Pour notre part, nous avons rappelé que :

  • Cette interprétation va à l’encontre du texte de l’article qui ne parle que d’un salaire minimum journalier, et ne mentionne à aucun moment la possibilité ouverte de fractionner ce salaire en fonction du nombre d’heures travaillées. Cela se lit également dans les grilles de salaires qui n’évoquent que des salaires au mois, à la semaine ou à la journée.
  • Cette interprétation va à l’encontre de l’objectif de limitation de la précarité de l’article IV.2.1, clairement exprimé dès le début de l’article qui rappelle que le recours au CDDU fait peser sur les salariés concernés une précarité sensiblement accrue, et en-traîne pour eux, dans les faits, l’insertion inévitable, entre les périodes couvertes par les contrats de travail, de périodes fréquentes de recherche d’emploi, notamment pour certaines professions.
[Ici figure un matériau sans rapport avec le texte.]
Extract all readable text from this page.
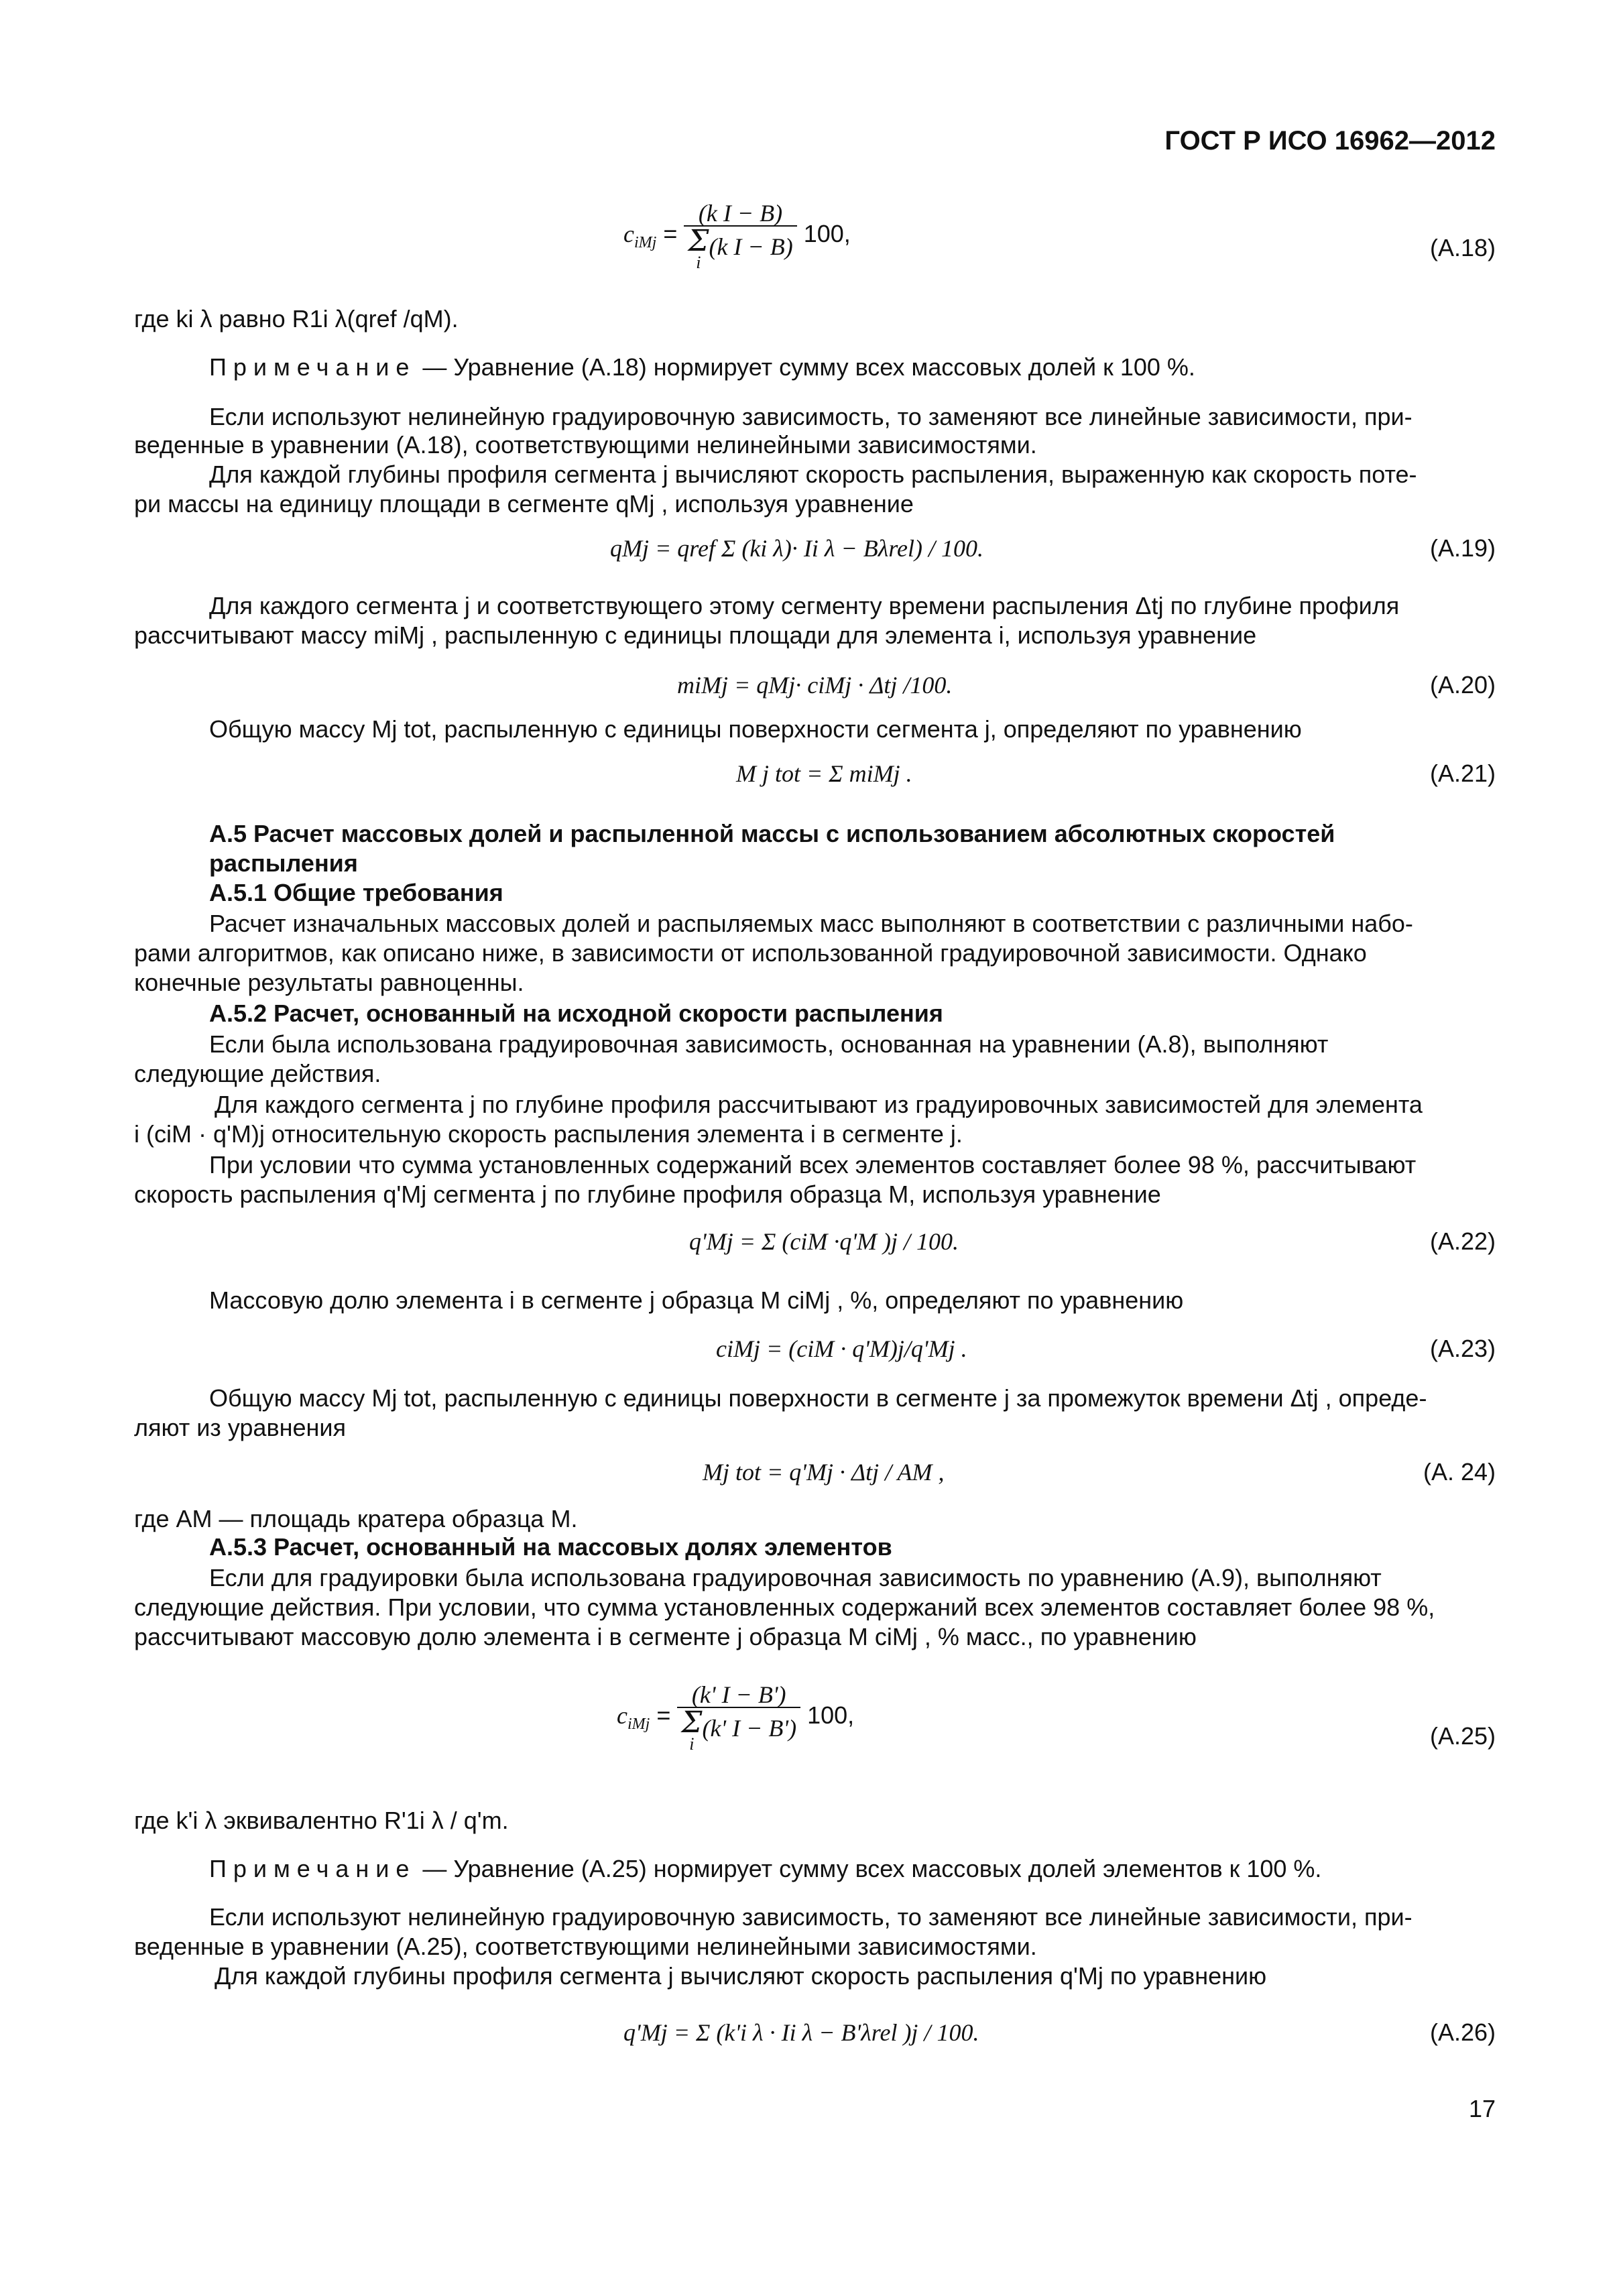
ГОСТ Р ИСО 16962—2012
$c_{iMj} = (k$ I − B)
Σ
i
(k I − B) 100,
(А.18)
где ki λ равно R1i λ(qref /qM).
Примечание — Уравнение (А.18) нормирует сумму всех массовых долей к 100 %.
Если используют нелинейную градуировочную зависимость, то заменяют все линейные зависимости, при-
веденные в уравнении (А.18), соответствующими нелинейными зависимостями.
Для каждой глубины профиля сегмента j вычисляют скорость распыления, выраженную как скорость поте-
ри массы на единицу площади в сегменте qMj , используя уравнение
qMj = qref Σ (ki λ)· Ii λ − Bλrel) / 100.	(А.19)
Для каждого сегмента j и соответствующего этому сегменту времени распыления Δtj по глубине профиля
рассчитывают массу miMj , распыленную с единицы площади для элемента i, используя уравнение
miMj = qMj· ciMj · Δtj /100.	(А.20)
Общую массу Mj tot, распыленную с единицы поверхности сегмента j, определяют по уравнению
M j tot = Σ miMj .	(А.21)
А.5 Расчет массовых долей и распыленной массы с использованием абсолютных скоростей
распыления
А.5.1 Общие требования
Расчет изначальных массовых долей и распыляемых масс выполняют в соответствии с различными набо-
рами алгоритмов, как описано ниже, в зависимости от использованной градуировочной зависимости. Однако
конечные результаты равноценны.
А.5.2 Расчет, основанный на исходной скорости распыления
Если была использована градуировочная зависимость, основанная на уравнении (А.8), выполняют
следующие действия.
Для каждого сегмента j по глубине профиля рассчитывают из градуировочных зависимостей для элемента
i (ciM · q'M)j относительную скорость распыления элемента i в сегменте j.
При условии что сумма установленных содержаний всех элементов составляет более 98 %, рассчитывают
скорость распыления q'Mj сегмента j по глубине профиля образца M, используя уравнение
q'Mj = Σ (ciM ·q'M )j / 100.	(А.22)
Массовую долю элемента i в сегменте j образца M ciMj , %, определяют по уравнению
ciMj = (ciM · q'M)j/q'Mj .	(А.23)
Общую массу Mj tot, распыленную с единицы поверхности в сегменте j за промежуток времени Δtj , опреде-
ляют из уравнения
Mj tot = q'Mj · Δtj / AM ,	(А. 24)
где AM — площадь кратера образца M.
А.5.3 Расчет, основанный на массовых долях элементов
Если для градуировки была использована градуировочная зависимость по уравнению (А.9), выполняют
следующие действия. При условии, что сумма установленных содержаний всех элементов составляет более 98 %,
рассчитывают массовую долю элемента i в сегменте j образца M ciMj , % масс., по уравнению
$c_{iMj} = (k'$ I − B')
Σ
i
(k' I − B') 100,
(А.25)
где k'i λ эквивалентно R'1i λ / q'm.
Примечание — Уравнение (А.25) нормирует сумму всех массовых долей элементов к 100 %.
Если используют нелинейную градуировочную зависимость, то заменяют все линейные зависимости, при-
веденные в уравнении (А.25), соответствующими нелинейными зависимостями.
Для каждой глубины профиля сегмента j вычисляют скорость распыления q'Mj по уравнению
q'Mj = Σ (k'i λ · Ii λ − B'λrel )j / 100.	(А.26)
17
Cette précarité est d’autant plus forte que les contrats sont courts.
  • Cette interprétation n’a jamais été discutée depuis la mise en place de la Convention collective, et ne correspond ni à ce qui a été négocié ni à ce qui est pratiqué.

Nous avons enfin rappelé que cette interprétation n’était pas admissible car elle plongerait les salarié·es en CDDU dans une précarité encore plus grande, et que dans le contexte actuel elle ne pouvait être perçue autrement que comme une nouvelle ten-tative de faire peser sur les salarié·es les tensions économiques du secteur, en réduisant toujours plus le temps de travail payé et contractualisé.

Cette tentative est d’autant plus révoltante qu’elle intervient dans un moment où les salarié·es luttent sur de nombreux projets pour obtenir le paiement de leurs heures supplémentaires et des contrats de travail sur la totalité des périodes réellement travaillées.

Les syndicats patronaux ont proposé l’ouverture d’une négociation autour de cet article, sans indiquer leurs intentions de réécritures. Une réunion de négociation se tiendra donc le mardi 5 mai.

Il va sans dire que nous n’accepterons aucune réécriture de l’article qui irait dans le sens d’une ouverture aux contrats à l’heure par le fractionnement du salaire minimum journalier.

Nous appelons les salarié·es à se préparer à la mobilisation, et à nous contacter si des contrats inférieurs à une journée complète de travail leur sont proposés.